# Thoughts on presenting Doctrines of Grace



## heartoflesh (Aug 13, 2010)

These are just a couple of ideas I've tried to put into practice in bringing up the Doctrines of Grace around "Arminian-by-default" folk and would appreciate your feedback. Am I taking the correct route or am I in error? Also, please list some ideas of your own that I can put into practice as well.

1) I never mention "Calvinism" or "Reformed". Unless it is mentioned by the other person(s) to which I will then admit I am a Calvinist for the sake of historical distinction, but that I would rather focus on the Scripture at hand. I really want to do all I can to take away any ammunition they may try to take up against me that I'm just "following a system". If I do get enbroiled in words and names I will endeavor to show how the Doctrines of Grace were actually a response to the Arminian doctrines, and not setting out to "enforce a theological system" on the church.

2) I want to deal with Reprobation right away-- This is their favorite stone to throw anyway, so if at all possible I deal with it right away and lay the foundation correctly. Show how mankind is utterly guilty and worthy only of hell; how God would be completely righteous and just if he didn't save *anyone*. We have absolutely no warrant to find fault with God for choosing to save some and not all. He doesn't have to save anyone. Period. 

This is really the main problem people have in understanding the Doctrines, in my opinion. I see peoples eyes light up when I show them how faith is a gift, how Jesus talks about election, how calling works, how redemption is a certainty--not a possibility, how perseverance works..... but reprobation seems to be the big stumbling block that keeps them blinded to the whole truth.

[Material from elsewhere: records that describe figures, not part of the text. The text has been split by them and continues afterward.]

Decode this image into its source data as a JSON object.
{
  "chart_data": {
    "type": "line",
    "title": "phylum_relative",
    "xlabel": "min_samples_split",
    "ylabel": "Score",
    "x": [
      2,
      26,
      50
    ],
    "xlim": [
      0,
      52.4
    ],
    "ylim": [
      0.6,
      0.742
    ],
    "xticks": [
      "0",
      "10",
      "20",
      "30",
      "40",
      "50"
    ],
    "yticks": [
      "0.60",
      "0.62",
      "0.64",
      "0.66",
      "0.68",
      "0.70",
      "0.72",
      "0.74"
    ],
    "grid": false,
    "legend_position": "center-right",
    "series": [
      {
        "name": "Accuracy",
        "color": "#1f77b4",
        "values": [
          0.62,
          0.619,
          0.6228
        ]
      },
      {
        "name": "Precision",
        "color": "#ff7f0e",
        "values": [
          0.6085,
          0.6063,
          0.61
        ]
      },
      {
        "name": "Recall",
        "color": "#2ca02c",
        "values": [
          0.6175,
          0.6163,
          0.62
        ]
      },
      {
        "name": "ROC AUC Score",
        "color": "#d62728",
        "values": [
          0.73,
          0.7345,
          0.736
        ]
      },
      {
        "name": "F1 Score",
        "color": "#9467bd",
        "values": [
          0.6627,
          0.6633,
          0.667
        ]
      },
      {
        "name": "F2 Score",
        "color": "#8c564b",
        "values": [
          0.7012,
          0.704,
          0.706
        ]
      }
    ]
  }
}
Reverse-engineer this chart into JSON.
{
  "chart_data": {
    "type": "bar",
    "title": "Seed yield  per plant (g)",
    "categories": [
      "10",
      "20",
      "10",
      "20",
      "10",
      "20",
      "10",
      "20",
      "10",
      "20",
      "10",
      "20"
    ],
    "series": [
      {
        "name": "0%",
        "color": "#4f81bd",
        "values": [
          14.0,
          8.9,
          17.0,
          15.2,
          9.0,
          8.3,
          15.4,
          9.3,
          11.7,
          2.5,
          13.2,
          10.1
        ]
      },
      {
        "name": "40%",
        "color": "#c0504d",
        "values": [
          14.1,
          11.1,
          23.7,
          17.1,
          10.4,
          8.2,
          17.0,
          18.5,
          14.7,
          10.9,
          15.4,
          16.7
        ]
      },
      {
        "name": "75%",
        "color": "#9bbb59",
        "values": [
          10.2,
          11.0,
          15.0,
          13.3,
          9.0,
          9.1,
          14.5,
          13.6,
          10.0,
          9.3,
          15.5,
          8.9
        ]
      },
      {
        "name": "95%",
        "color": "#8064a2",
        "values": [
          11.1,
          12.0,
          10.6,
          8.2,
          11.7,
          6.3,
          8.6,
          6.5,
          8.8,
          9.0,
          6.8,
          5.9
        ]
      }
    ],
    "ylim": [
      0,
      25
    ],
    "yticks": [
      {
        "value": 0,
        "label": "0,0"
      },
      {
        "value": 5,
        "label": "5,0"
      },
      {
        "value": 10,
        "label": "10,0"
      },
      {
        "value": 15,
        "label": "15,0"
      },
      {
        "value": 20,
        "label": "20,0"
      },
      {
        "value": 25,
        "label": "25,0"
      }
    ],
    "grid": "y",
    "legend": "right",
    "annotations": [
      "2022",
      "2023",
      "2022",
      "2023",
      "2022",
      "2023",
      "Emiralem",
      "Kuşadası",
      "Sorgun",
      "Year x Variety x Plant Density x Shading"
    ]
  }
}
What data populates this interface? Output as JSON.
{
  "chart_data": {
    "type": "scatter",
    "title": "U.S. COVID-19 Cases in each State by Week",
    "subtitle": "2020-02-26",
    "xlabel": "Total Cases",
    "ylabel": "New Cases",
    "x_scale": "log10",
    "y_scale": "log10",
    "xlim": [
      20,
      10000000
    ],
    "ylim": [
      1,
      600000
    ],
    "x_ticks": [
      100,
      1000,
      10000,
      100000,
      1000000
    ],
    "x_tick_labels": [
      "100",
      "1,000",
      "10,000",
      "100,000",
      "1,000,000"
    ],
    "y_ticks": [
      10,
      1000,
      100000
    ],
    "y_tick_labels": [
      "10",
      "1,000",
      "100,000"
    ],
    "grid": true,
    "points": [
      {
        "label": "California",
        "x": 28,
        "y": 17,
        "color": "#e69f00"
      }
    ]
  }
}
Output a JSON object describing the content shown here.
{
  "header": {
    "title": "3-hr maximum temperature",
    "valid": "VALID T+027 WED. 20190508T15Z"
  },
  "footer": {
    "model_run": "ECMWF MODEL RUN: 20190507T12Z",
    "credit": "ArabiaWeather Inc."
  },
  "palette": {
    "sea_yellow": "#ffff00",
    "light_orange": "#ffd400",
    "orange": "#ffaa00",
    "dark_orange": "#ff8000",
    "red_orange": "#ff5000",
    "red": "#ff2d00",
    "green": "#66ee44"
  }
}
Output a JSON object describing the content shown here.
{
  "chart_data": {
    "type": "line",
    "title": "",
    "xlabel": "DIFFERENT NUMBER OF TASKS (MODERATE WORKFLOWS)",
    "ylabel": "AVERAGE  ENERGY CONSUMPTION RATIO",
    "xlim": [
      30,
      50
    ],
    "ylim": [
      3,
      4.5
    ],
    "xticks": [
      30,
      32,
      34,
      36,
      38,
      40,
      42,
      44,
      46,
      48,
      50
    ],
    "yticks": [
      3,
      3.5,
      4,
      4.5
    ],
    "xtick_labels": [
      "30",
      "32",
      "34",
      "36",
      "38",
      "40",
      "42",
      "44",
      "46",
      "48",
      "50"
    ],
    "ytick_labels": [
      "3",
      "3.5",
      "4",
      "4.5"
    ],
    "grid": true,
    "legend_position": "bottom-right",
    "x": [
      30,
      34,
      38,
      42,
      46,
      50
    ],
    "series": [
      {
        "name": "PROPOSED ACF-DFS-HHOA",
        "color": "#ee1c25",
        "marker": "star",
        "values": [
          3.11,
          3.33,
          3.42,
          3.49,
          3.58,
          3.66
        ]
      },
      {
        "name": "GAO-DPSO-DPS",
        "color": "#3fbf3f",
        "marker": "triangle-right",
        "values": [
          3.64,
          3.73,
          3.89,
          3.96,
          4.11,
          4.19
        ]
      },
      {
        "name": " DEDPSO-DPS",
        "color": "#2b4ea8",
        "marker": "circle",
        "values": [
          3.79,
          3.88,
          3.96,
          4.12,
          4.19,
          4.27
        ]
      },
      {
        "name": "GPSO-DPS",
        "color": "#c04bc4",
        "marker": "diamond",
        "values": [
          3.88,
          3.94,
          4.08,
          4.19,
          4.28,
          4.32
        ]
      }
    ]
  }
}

3) I try to emphasize modern missions of the last 500 years and their Calvinistic influence. Talk about George Whitefield, Hudson Taylor, George Mueller--- although frankly most people have never heard of these guys so it doesn't mean much.


----------



## Scott1 (Aug 13, 2010)

You might find helpful doing a search (upper right) of some threads that touch on this topic.

Here's one:
http://www.puritanboard.com/f116/so...redominate-free-will-church-62390/#post804914

The situation you describe comes in a couple of cases:
1) The church has no binding Confession 
2) The church has fallen away from its standards

This underscores a characteristic of reformed theology, and a great practical benefit we have in it- namely the principle that the unity of the church must be grounded in doctrinal agreement.

Without that, the communion tends to reduce to the "lowest common denominator" (e.g. a "list of essentials" or no specific, limiting theology at all)

or,

to the shifting sands of leadership opinion at a given point in time.

This is why it seems quite right to teach through the doctrines of grace thoroughly, and broadly with a plan towards adopting a binding confession of faith.


----------